= James Birren =

American gerontologist

James E. Birren (April 4, 1918 – January 15, 2016) was one of the founders of the organized field of gerontology. He was a past president of The Gerontological Society of America, and author of over 250 publications.

==Personal life==
Birren was born on April 4, 1918, in Chicago. With the original intent to study engineering, Birren enrolled in Wright Junior College to study technical subjects. Birren changed his mind due to the Great Depression in America and decided to transfer to Chicago Teachers College to pursue what he thought to be a more practical career. It was there he took his first course in psychology, and he was encouraged by his professors to attend graduate school at Northwestern University.

Birren was strongly influenced by his time as a graduate student studying experimental psychology at Northwestern University. Birren married his wife, Betty, in 1942.

Birren died on January 15, 2016, at the age of 97.

==Theories==

Birren was known for defining aging as three distinct processes: primary, secondary, and tertiary. Birren was the founding dean of the University of Southern California Leonard Davis School of Gerontology and founding director of the Ethel Percy Andrus Gerontology Center, and after his retirement from USC was associated for many years with the UCLA Center on Aging. A leading gerontological theorist in the area of neurocognition and psychology, Birren established much of the framework of modern gerontological theory, such as "quality of life" as a multidimensional concept involving biological, psychological, and sociocultural domains.

==Career==

Birren was considered "one of the reigning pioneers of gerontology," by the American Society on Aging. He was instrumental in the growth and expansion of the field of gerontology in the 1950s, and his career spanned six decades.

Birren received his PhD from Northwestern University and began his research career at the Naval Medical Research Center. In 1947, he joined the U.S. Public Health Service in Baltimore and did research on aging at the Gerontology unit. Birren attended the very first meeting of GSA, The Gerontological Society of America in 1948. In 1950, he joined the National Institute of Mental Health and created the first section on aging. In 1964, he became the director for the Program on Aging for the National Institute on Child Health and Human Development. Jim moved to the University of Southern California in 1965 where he remained until 1989. There he was the founding director of the Ethel Percy Andrus Gerontology Center. In 1989, Birren moved to UCLA, where he remained as the associate director of the UCLA Center on Aging until he retired in 2003.

Birren's early research had an experimental base and he studied cognitive change and aging.
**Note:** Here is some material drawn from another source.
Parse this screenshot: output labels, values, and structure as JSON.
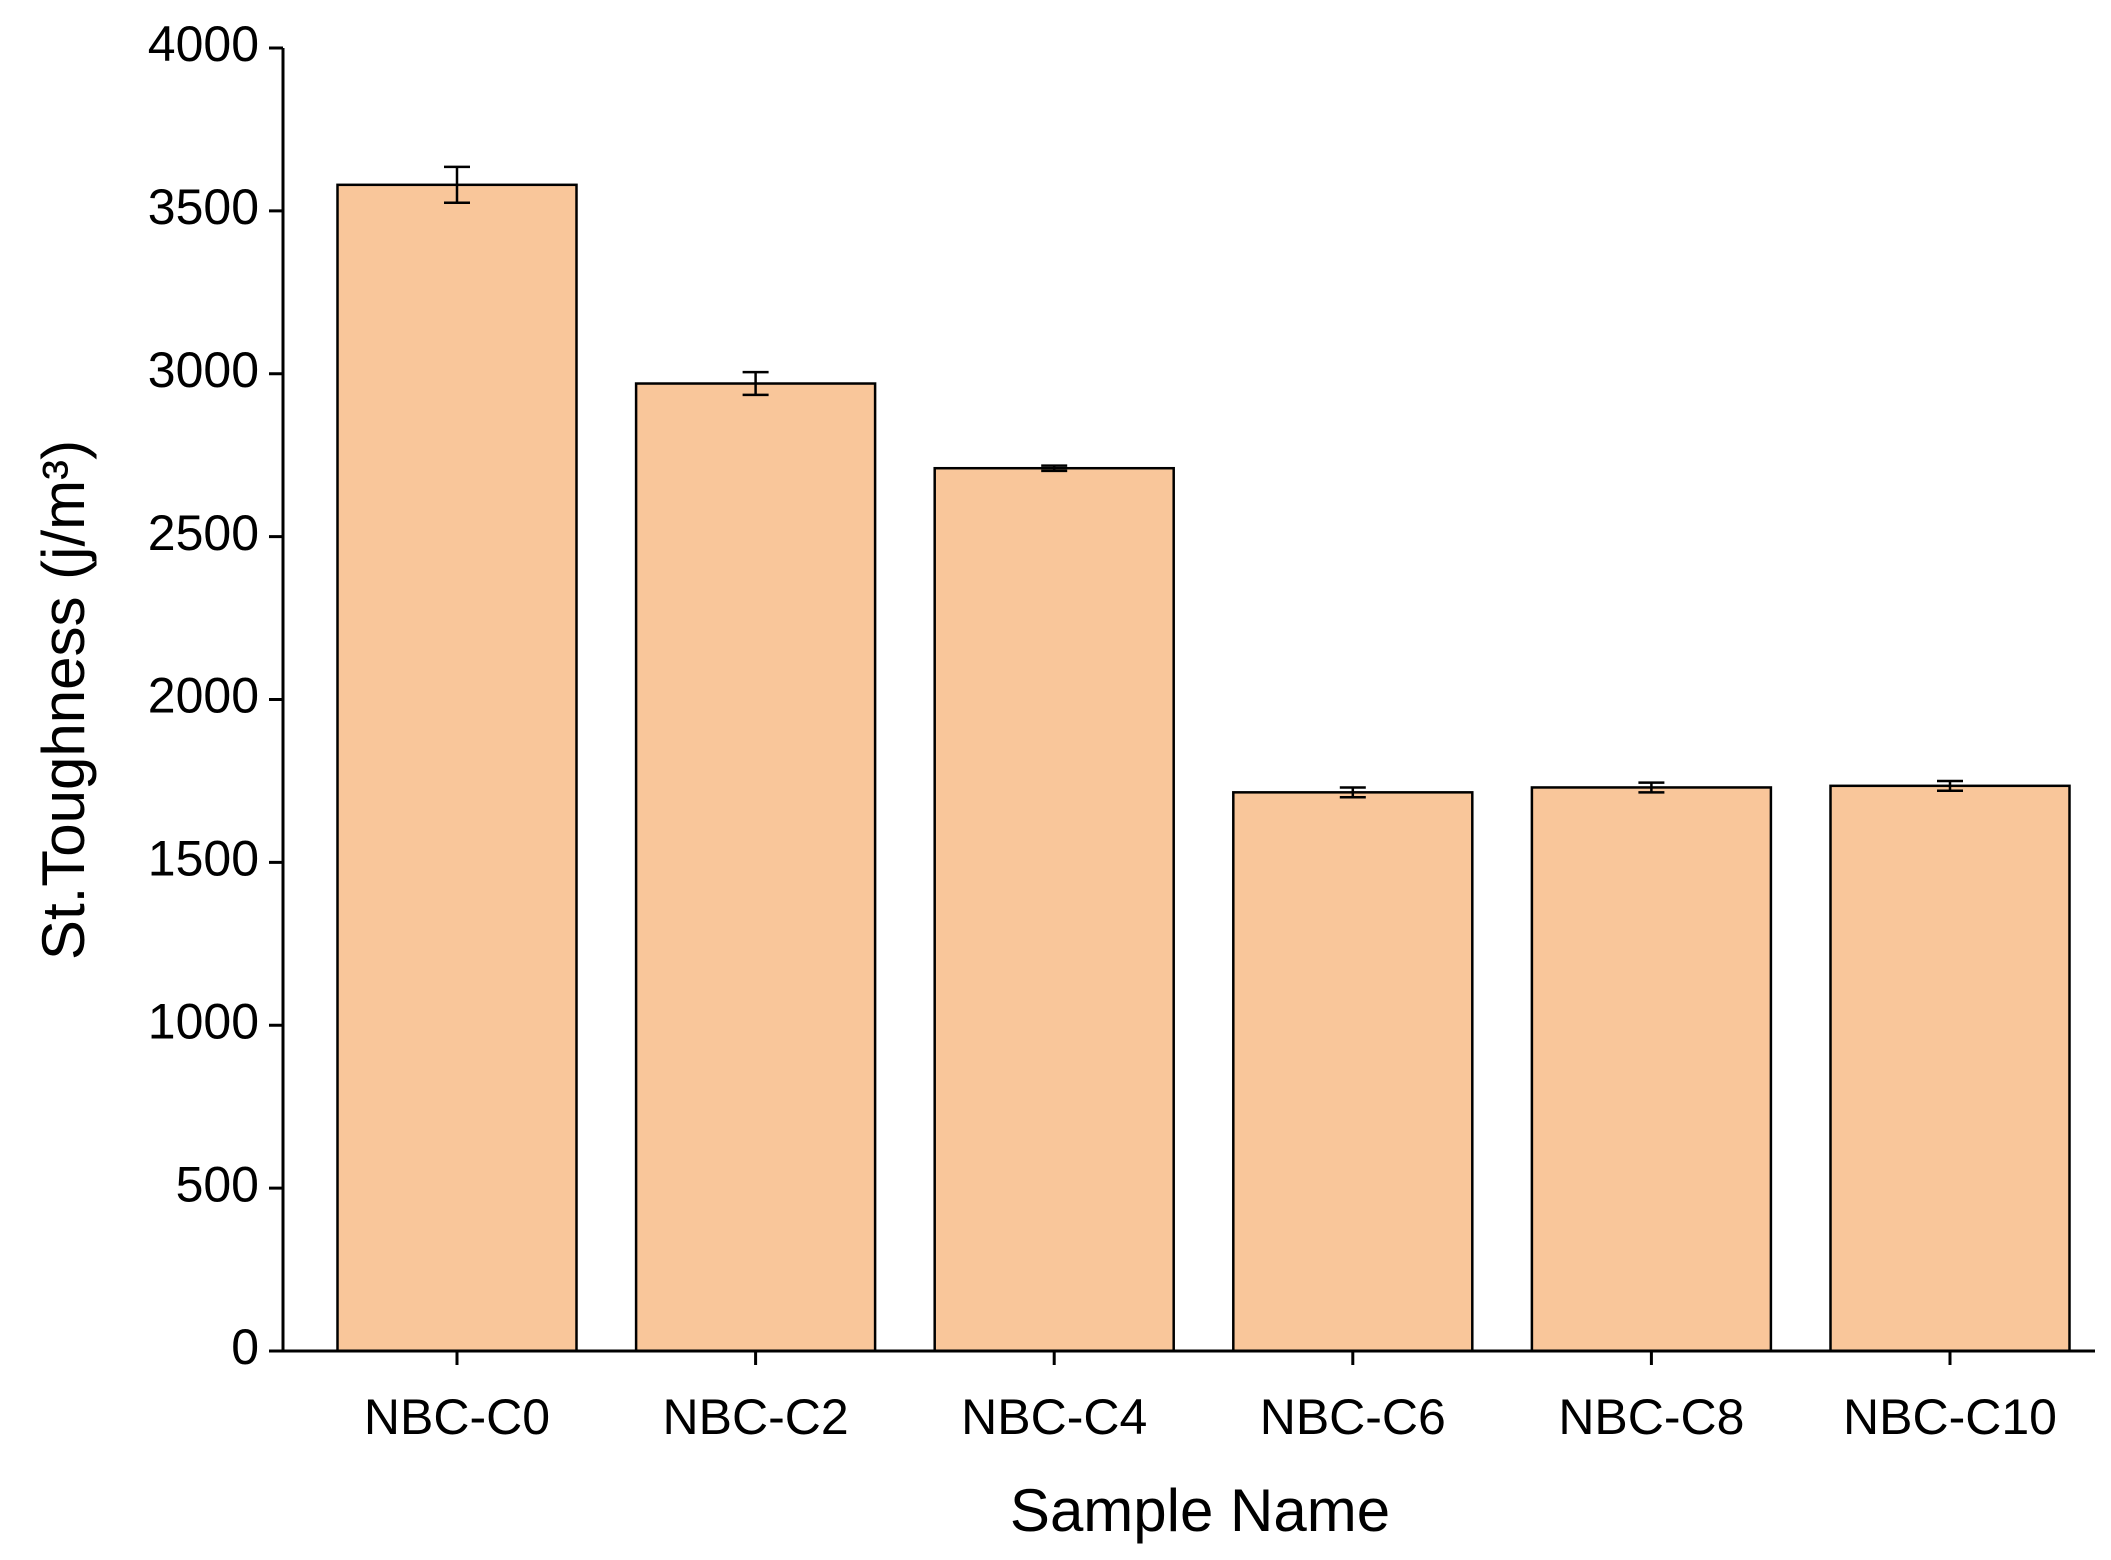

Since developing the course Guided Autobiography more than thirty years ago, he has devoted much of his time and energy in the area of autobiographical studies.

Birren was also known for serving as a mentor and founding schools in gerontology to promote research on aging. In 1965, Birren moved to California to pursue a new career with The University of Southern California. There, he became the founding dean of the USC Davis School of gerontology. In this position, Birren flourished as a teacher and a mentor, offering degrees in gerontology at the undergraduate, masters, and PhD levels. Throughout his career, he produced over 200 PhDs in gerontology, and many of his students dedicated their careers to publishing literature in the field of gerontology. He also continued publishing literature in the field of gerontology. While the Davis School of Gerontology flourished and gained international recognition, Birren produced multiple editions of the Handbooks of Aging series, including The Handbook of Mental Health and Aging, The Handbook of Psychology and Aging, and The Handbook of Theories of Aging. These compilations include relevant research on the issues of aging and contributed to the development of gerontology as a science. One of Birren’s lasting contributions to the field is these compilations of research on aging.

When Birren became emeritus of the University of Southern California (USC) at the age of 71 in 1989, he went on to establish another institution of gerontology. Birren developed the Birren Center for Gerontological Research at the University of California, Los Angeles (UCLA). He eventually became the associate director of the Center for Aging at UCLA and continued publishing until he retired in 2003.

After retiring from UCLA he focused on his Guided Autobiography (GAB) program and in 2003 he founded the Birren Center for Autobiographical Studies with Cheryl Svensson, Ph.D., and a small group of close associates. Dr. Svensson is the director of the Center which has trained 678 Guided Autobiography instructors in 32 countries. It is now a non-profit organization. GAB is a 6 to 8-week program in which participants write 2 pages each week on 10 different subjects like Family, Money, Death, and Sex. It is about subjects in the writer’s life, not a chronological presentation. Birren described GAB as "therapeutic" but not "therapy".

==Books==

- Telling the Stories of Life Through Guided Autobiography Groups (2001), J.E. Birren & K. Cochran. The Johns Hopkins University Press.
- Guiding Autobiography Groups for Older Adults (1991), J.E. Birren and D. Deutchman. The Johns Hopkins University Press.
- Where to Go From Here (1997), J.E. Birren & L. Feldman. Simon and Schuster.